Je ne sais pas vraiment pourquoi je n’ai pas oublié cette idée, je suis comme ça, c’est tout. Papa dit que je suis affreusement têtue, mais c’est peut-être parce que je savais qu’ils ne m’achèteraient jamais ce chien, même si un chien normal suffirait. Je voudrais juste qu’il soit grand, comme le chien Svipp dans le livre, c’est pour ça, je crois, que je le voulais encore plus.

Comme on était juste avant Noël, je me suis dit que j’allais le mettre sur ma lettre même si je sais bien que le Père Noël n’existe pas, que ce sont les parents qui achètent les cadeaux. C’est pour ça que je ne reçois jamais rien de bien, parce que mes parents n’ont pas d’argent. Papa travaille dans la forêt et maman reste à la maison parce qu’elle doit s’occuper des bébés.

Mais c’est aussi pour ça que j’ai demandé un chien, parce que j’ai vu à la télé de la brasserie qu’on peut adopter un chien dans un refuge, c’est complètement gratuit, même si la bouffe, après, c’est pas gratuit. Mais bon, Patouille mange bien les restes du dîner, alors hein…

J’ai écrit une magnifique lettre au Père Noël, j’y ai dessiné un chien et même plusieurs chiens différents pour que ce soit bien clair qu’il ne m’en faut pas un en particulier. Maman est venue me voir après pour me dire que ce n’était pas possible, que je devais demander autre chose, un téléphone ou quoi, tous les enfants de l’école en ont, ils pourraient en trouver un pas trop cher et j’en avais sûrement besoin, tout le monde en a, ou bien je voudrais peut-être une télévision ou un ordinateur… Mais, moi, à ce moment-là, je ne pouvais pas vouloir autre chose qu’un chien.

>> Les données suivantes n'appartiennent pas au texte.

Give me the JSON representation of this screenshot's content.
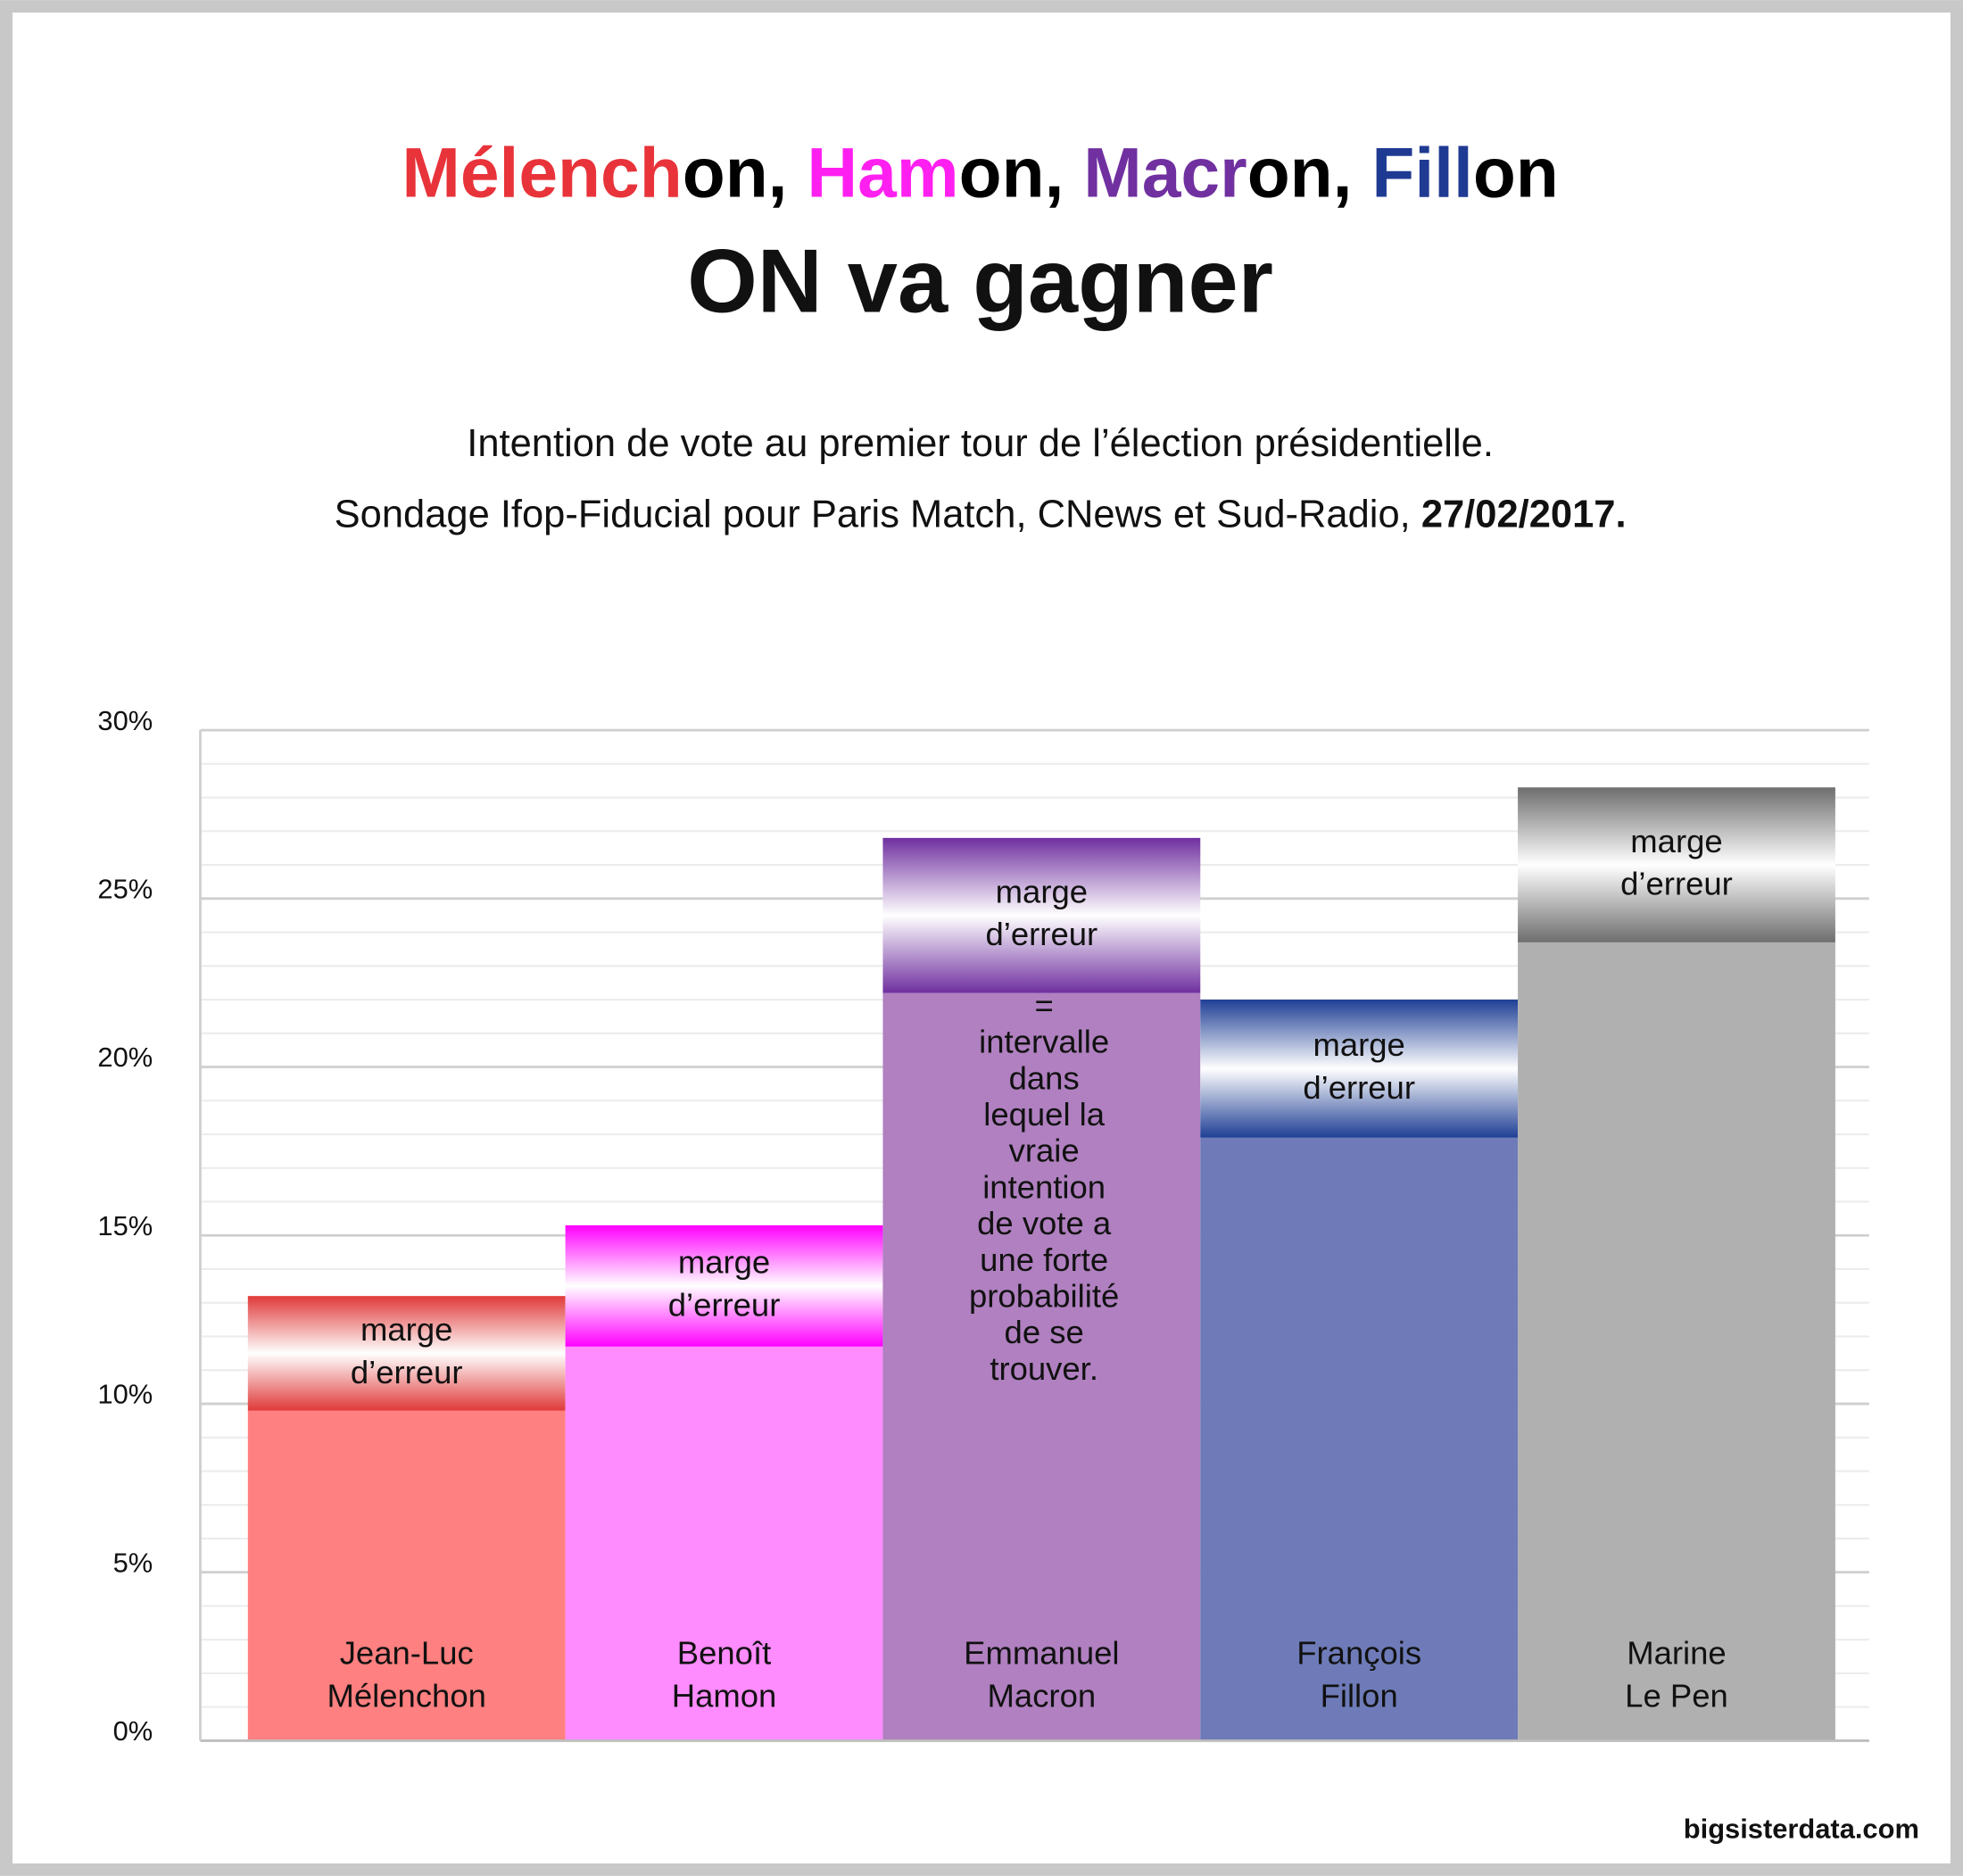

Maman m’a caressé la tête en disant : « Marte, sois raisonnable. » Je me demande si les adultes savent que quand ils disent ça, ça fait l’effet inverse. Je ne voudrai jamais rien d’autre tant qu’ils ne me l’auront pas acheté, ou plutôt adopté dans un refuge.

Nous n’avons pas la télé, ni d’ordinateur. La télé a été cassée il n’y a pas très longtemps et mes parents ont dit que ça ne valait pas le coup d’en acheter une autre et qu’un ordinateur ne leur servirait à rien alors à quoi bon ? Et puis, un téléphone, il n’y a que papa qui en a un, c’est un vieux téléphone à touches. Alors moi, à l’école, je suis larguée. Heureusement que Fanny est ma copine. C’est pareil pour elle, sauf que ses parents ont peut-être de l’argent, mais ils pensent que ce sont des choses inutiles et que les enfants ne doivent pas rester devant l’ordinateur. Donc, même s’il y a un ordinateur chez elles, Fanny et Caro n’y jouent pas, c’est seulement pour le travail d’oncle Stan. Aussi, ils sont tous végétariens, leur maman est même végane, ça veut dire qu’elle ne mange pas de fromage ou d’œuf, même pas les œufs de nos poules qui sont heureuses et ne vivent pas toutes déplumées avec un regard fou, les pattes et les ailes cassées, dans de petites cages.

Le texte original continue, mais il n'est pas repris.